Thursday, June 14, 2012

CORRUPT OFFICERS BUYING PENS AT K2,500 EACH USING YOUR TAXES

During my early primary school days I developed a dream (Let me confess that mine was in black and white). I recall that time we were using slates to write on or worse still we would write on the ground and the teacher would go round and mark our work from there.

I can’t remember how I convinced my parents whenever I passed the “ground assignment” with flying colours.

Back to my black and white dream. I always longed for the day when I would write on a piece of paper using a pen (we used to call them ball pens).

Then came the most awaited moment; First term in Standard Five. We were given exercise books and pens. Oh my my, I wrote the whole day and I can’t remember what I scribbled in that first book.
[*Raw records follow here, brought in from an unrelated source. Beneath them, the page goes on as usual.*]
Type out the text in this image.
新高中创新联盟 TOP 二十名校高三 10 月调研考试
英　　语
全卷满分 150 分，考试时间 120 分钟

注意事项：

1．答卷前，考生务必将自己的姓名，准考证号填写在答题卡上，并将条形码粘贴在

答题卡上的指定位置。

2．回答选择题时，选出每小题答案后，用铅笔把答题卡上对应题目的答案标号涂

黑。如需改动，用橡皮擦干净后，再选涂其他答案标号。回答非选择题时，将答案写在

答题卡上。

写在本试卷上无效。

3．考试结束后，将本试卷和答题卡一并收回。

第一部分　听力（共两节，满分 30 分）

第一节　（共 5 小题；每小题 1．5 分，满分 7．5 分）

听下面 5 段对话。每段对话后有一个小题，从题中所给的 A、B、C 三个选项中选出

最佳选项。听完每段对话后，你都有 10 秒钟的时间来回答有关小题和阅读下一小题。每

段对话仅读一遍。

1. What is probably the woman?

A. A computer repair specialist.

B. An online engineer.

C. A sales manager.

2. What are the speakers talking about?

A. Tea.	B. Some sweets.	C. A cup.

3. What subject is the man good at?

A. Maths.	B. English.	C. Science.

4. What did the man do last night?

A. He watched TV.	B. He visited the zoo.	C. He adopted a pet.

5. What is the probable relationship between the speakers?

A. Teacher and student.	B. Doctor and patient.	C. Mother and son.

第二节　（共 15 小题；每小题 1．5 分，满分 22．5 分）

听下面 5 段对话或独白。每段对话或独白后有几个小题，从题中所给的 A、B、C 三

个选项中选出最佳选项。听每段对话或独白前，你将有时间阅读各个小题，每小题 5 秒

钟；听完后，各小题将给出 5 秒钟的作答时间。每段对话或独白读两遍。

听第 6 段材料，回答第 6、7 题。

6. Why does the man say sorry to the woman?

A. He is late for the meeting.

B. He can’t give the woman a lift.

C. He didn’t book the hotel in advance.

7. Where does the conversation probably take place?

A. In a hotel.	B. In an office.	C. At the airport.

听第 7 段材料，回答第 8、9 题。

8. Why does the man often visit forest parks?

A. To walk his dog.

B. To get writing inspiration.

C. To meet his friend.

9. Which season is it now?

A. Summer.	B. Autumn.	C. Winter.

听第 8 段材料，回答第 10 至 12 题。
In between the Slate Age and Pen Revolution we had also used pencils but they never appealed to me. I always wanted a pen.

The school pens were free and after some time my aesthetic taste started improving and I longed for more. I occasionally stole my father’s fancy pens so as to look different among friends at school.

I didn’t know how much money my father paid to get those fancy pens and as I grew up and started asking for money to buy my own, I was given amounts like 50 tambala to buy one.

Afterwards I did not follow the cost of a pen and things have remained so up until lately when I was told that the price had shot to K2,500.

It shocked me so much such that I tried to look back at the country’s economy since the early 90s. I tried to calculate all the devaluations that have taken place since then (excluding the current one) but my scanty economics knowledge never satisfied my curiosity. A pen? Costing K2,500? Really?

In the midst of my struggle, a friend confronted me and told me I was a mere village boy who does not understand the dynamics and variety of taste. I agreed with the person and told him to take me to any shop at Blantyre Market and show me a pen that cost that much. He was dumbfounded and asked me to go with him to an upmarket shop along the Victoria Avenue.

There then I realized I had done a bad job in explaining to my friend on the real issue at hand. I have no problem with people buying pens at K2,500 with their personal money but when they do that with public money, it pains me.

This story must go to our Members of Parliament. Lately, they have been deliberating on the just presented National Budget and one of the issues under discussion is what the country should do with the Presidential Jet.

As things stand I do not know which side of the debate I should take. Even if I give my views, our President will still travel and she needs comfortable means to get wherever she wants.

Surely, the debate has been limited to one question “To sell or not to sell?”

Malawi Congress Party which pressed for the jet to be sold during the Bingu regime has now changed tune and they think Mrs. Joyce Banda can use it (I miss their logic though)

However, what our MPs don’t know is that as they are busy weighing the options on the jet they should also have been talking about what the nation should do with The Pens. Pens? Yes Pens!!

What about them?

Somewhere behind the chamber, people are purchasing pens using public money; Nothing wrong with that.
But the anomaly has come due to revelations that those pens are being bought at K2,500 each. Give me a break. You mean we can spend time arguing on the jet just because it is costly to manage when the country is wasting money buying expensive pens for officers to use?

Unsullied and verified information has it that prices at this institution are inflated to astronomical levels such that a pen that can be bought at K50 market value is pegged at very unrealistic value.  

There is more happening at this institution. The National Audit Office sent Auditors some four months ago to the institution and they have come up with issues that require management explanation.

Sadly, for the past month or so, management has been running away from furnishing the auditors with information.

Surprisingly, Treasury has sent more auditors from what they call Central Audit and they have unearthed the following:-

-          The institution procured stationery worth over K70 million in 3 months from July to October 2011 yet right now there is no stationery.

-          Members of the Management team have been drawing pool fuel for their official vehicles yet government pays them fuel allowance every month end.

-          A consultant who was contracted by Internal Procurement Committee (IPC) to do a consultancy on the Conjunction Bill (As Muluzi would say ‘I repeat again for the second time, CONJUNCTION BILL’) was paid twice for the same job over K3 million. 

(Somebody still wants me to say Injunction but again I say Conjunction)

-          Inflating of prices is the order of the day. Besides the pen cost, a plumbing invoice of about K800 000 shot up to more than K 3million. 

This is sickening. I cry for my country, the more we try to create a corruption free society, the more Malawians have their hard-earned taxes being abused left, right and centre.

We cannot cut extravagance on Presidential needs while at the same time failing to live within means thereby spending public money on things we can do with less or we can do without. 

May be activist Ben Chiza Mkandawire wasn’t wrong when sometime last year he called on Malawians to Occupy the Institution.